More than one billion people all over the world suffer from tropical diseases which are mostly unknown to the wider public and have also been neglected economically. In a joint effort with four other European foundations, the Volkswagen Foundation has opened a second round of funding for African scientists conducting research on these neglected diseases.
They lurk in dirty water and in food, use mosquitoes as carriers, or bore themselves into the soles of the feet of their unsuspecting victims. We are talking about worms, bacteria, viruses, and parasites which are especially commonplace in Africa and cause painful as well as sometimes deadly diseases. However, whereas research on the three "big infections" - HIV/AIDS, tuberculosis and malaria - attracts generous funding, diseases like river blindness and buruli ulcer, a skin ulceration caused by the "mycobacterium ulcerans" bacterium, are all too often completely overlooked.
The World Health Organization (WHO) estimates that worldwide more than a billion people suffer from these and other neglected tropical diseases. Almost half the victims live in Africa. The provision of sustainable support for tropical medicine is the aim of the European Foundation Initiative for African Research into Neglected Tropical Diseases (EFINTD), a joint program in which the Volkswagen Foundation is cooperating with the Portuguese Fundacao Calouste Gulbenkian, the French Fondation Mérieux, the British Nuffield Foundation and the Italian Fondazione Cariplo.
The five foundations first joined together in 2007 to provide support for the fight against diverse diseases. In the new second round of funding, now seven young African researchers from Ghana, Nigeria, Tanzania, Kenya and Mozambique have been selected to share the sum of 851,000 Euros for a two to three-year period. The spectrum of topics covered by these postdoctoral researchers ranges from research on the diverse ways in which disease is transmitted, through the interrelations between tropical diseases and HIV/AIDS, up to proposals how communities, ministries and aid organizations can mutually assist in efforts to halt the spread of these diseases.
As the coordinator of the initiative, Prof. Dr. Bernhard Fleischer from the Bernhard-Nocht Institute (BNI) for Tropical Medicine in Hamburg, points out: "It is still difficult for African scientists to enter an academic career and to develop their own projects in their countries of origin.

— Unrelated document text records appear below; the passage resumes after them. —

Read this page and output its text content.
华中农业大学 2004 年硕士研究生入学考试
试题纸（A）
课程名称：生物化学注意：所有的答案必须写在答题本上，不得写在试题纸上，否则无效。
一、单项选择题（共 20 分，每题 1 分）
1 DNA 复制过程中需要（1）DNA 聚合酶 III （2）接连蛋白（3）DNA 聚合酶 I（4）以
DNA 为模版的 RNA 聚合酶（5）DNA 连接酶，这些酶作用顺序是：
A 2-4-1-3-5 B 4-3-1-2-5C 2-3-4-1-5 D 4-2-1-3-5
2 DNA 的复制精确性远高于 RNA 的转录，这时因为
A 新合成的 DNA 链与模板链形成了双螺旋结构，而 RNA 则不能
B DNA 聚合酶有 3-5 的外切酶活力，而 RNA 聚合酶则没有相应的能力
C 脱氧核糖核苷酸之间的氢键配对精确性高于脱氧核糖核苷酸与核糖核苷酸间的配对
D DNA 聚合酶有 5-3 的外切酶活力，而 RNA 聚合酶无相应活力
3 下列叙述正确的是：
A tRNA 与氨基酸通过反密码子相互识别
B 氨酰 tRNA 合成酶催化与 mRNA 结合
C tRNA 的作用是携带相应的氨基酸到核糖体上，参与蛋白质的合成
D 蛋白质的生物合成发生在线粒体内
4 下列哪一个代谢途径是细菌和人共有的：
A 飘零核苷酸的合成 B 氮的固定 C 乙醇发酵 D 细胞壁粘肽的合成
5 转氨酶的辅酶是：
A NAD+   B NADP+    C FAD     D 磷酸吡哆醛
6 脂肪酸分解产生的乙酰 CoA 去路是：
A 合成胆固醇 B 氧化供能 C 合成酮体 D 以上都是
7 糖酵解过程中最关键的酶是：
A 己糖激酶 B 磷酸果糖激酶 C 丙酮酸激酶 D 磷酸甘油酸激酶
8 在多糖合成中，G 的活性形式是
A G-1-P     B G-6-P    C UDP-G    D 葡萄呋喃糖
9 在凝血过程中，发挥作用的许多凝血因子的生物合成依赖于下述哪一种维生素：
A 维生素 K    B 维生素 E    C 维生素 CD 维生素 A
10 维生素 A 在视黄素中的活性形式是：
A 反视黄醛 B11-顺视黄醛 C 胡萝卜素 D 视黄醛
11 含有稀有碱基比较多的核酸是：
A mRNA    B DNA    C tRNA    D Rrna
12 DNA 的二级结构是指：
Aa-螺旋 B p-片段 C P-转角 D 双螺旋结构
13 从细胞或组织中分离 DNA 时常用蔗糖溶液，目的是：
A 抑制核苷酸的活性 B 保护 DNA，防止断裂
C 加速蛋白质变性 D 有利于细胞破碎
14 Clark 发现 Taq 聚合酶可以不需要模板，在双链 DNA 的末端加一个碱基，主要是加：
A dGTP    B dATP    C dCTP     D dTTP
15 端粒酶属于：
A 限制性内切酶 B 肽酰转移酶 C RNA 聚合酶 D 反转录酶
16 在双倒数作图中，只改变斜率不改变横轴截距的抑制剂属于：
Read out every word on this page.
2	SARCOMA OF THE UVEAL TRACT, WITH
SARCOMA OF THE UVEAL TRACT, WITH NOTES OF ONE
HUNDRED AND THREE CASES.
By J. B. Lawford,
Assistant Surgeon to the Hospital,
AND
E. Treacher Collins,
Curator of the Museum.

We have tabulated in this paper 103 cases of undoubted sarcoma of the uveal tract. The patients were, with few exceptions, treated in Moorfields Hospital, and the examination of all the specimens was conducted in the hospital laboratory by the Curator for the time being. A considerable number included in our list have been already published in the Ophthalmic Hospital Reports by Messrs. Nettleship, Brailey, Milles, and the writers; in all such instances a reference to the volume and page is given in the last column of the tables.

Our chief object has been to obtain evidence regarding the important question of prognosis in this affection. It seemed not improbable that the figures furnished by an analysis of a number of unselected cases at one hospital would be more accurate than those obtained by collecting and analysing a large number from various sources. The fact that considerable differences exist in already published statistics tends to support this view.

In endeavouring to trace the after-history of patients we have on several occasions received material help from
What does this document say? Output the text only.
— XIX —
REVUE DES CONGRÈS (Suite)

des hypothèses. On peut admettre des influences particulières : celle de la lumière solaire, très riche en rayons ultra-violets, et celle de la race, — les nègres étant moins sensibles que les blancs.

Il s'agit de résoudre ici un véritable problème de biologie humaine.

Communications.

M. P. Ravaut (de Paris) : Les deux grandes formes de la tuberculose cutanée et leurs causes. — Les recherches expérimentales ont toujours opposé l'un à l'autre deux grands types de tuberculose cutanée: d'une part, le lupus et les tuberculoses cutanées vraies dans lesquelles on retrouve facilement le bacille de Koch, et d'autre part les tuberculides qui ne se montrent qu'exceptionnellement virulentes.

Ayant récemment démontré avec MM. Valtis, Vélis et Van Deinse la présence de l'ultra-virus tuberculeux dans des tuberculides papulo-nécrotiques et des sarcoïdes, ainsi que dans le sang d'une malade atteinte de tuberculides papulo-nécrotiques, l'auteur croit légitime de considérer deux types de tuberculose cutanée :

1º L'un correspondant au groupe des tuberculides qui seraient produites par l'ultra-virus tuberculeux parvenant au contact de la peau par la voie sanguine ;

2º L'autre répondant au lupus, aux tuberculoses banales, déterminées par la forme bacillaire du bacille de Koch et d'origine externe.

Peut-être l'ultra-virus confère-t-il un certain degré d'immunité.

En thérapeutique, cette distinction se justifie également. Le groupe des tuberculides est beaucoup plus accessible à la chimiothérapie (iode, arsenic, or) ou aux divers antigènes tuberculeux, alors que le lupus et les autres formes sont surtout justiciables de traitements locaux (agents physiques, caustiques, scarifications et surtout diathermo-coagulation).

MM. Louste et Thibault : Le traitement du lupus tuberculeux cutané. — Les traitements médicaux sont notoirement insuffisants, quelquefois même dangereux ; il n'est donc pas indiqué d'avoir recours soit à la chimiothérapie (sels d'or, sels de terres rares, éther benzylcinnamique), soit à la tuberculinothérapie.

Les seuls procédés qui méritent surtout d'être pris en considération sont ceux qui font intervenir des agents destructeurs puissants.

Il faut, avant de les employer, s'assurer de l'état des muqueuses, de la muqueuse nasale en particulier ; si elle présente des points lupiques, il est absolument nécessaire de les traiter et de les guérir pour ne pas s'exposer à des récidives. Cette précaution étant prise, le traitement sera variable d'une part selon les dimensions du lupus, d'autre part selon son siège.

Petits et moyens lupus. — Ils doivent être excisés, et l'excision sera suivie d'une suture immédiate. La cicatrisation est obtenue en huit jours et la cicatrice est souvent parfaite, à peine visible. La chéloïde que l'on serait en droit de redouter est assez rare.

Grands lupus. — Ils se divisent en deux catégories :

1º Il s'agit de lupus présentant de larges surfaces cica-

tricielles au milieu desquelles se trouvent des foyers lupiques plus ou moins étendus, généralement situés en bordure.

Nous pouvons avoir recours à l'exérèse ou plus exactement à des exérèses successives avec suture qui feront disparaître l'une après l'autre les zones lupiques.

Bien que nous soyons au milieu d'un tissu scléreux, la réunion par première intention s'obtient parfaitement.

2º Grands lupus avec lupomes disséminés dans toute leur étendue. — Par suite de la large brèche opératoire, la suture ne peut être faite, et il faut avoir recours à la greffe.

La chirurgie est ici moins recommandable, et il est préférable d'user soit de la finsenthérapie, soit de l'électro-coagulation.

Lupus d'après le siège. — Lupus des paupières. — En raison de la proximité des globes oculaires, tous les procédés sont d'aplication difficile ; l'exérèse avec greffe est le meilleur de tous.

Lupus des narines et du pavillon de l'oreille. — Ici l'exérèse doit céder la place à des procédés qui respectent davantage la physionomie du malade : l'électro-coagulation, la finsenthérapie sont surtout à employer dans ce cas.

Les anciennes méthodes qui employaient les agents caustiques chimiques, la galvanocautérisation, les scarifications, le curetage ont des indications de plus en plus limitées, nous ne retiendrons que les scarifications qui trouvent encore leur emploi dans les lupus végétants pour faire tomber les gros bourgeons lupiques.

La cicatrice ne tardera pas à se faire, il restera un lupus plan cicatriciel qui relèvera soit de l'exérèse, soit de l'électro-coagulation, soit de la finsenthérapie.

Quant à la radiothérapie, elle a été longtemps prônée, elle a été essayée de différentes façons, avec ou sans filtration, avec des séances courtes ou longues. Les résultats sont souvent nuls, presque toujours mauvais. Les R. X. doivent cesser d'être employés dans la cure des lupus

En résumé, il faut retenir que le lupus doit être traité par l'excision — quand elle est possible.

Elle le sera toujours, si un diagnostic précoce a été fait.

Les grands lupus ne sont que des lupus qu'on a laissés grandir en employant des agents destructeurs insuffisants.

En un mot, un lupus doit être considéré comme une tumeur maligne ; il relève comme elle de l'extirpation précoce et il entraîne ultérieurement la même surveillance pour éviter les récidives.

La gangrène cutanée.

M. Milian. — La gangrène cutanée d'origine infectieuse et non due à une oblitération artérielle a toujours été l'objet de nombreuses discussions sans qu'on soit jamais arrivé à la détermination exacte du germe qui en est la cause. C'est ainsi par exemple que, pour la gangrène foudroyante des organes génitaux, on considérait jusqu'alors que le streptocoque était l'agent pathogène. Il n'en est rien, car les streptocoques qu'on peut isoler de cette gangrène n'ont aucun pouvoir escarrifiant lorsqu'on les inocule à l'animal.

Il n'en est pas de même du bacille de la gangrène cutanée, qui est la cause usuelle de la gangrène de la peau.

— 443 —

This initiative makes it possible for them to conduct independent research in their own countries on a topic which is so vital to the African continent." Since the first joint call for proposals in 2008, ten fellowships funded to the tune of 1.34 million Euros have already been awarded to African researchers. The fellows will be attending a status symposium at BNI to be held from September 3rd to 6th.